The helminth parasite Fasciola hepatica modulates barrier integrity of human intestinal organoid-derived monolayers

Migration of the helminth parasite Fasciola hepatica across the intestine is a critical determinant of infection success, yet the molecular mechanisms governing this process remain poorly understood. Here, we apply human organoid-derived monolayers (ODMs) to investigate early interactions between F. hepatica newly excysted juveniles (FhNEJ) and the intestinal epithelium. ODMs were stimulated with live FhNEJ, and barrier function was assessed using measurements of transepithelial electrical resistance, fluorescein flux assays, and immunofluorescent detection of tight junction proteins.
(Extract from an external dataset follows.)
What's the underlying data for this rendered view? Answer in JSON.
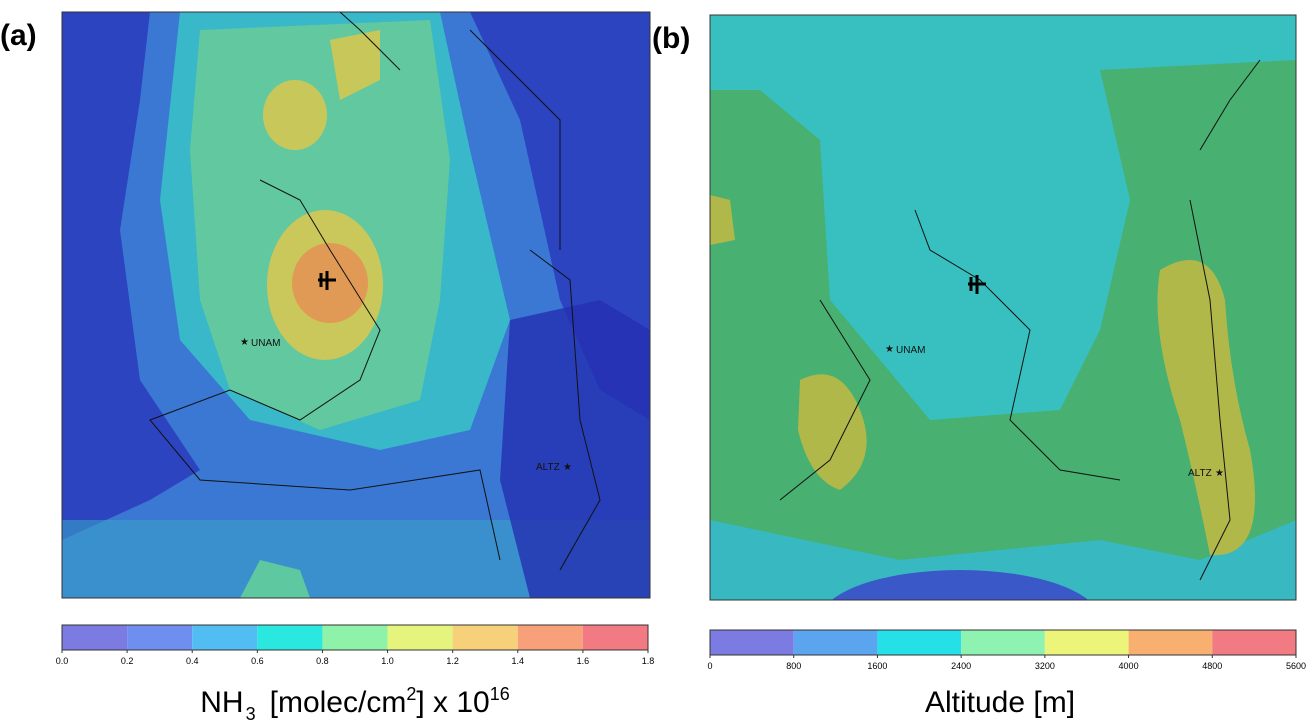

Parasite-induced changes in host protein expression were further examined by proteomics. Results showed that FhNEJ actively engaged with the ODM epithelium and induced a time- and dose-dependent loss of barrier integrity, accompanied by reduced expression and apical localisation of zonula occludens-1, a key tight junction component. Proteomic profiling of ODMs identified additional differentially regulated proteins involved in cell adhesion, immunity, and intercellular junction organisation. Together, these results provide novel insights into how FhNEJ compromise intestinal barrier permeability and establish ODMs as a robust and physiologically relevant platform for dissecting the molecular events that underlie the intestinal phase of F. hepatica infection.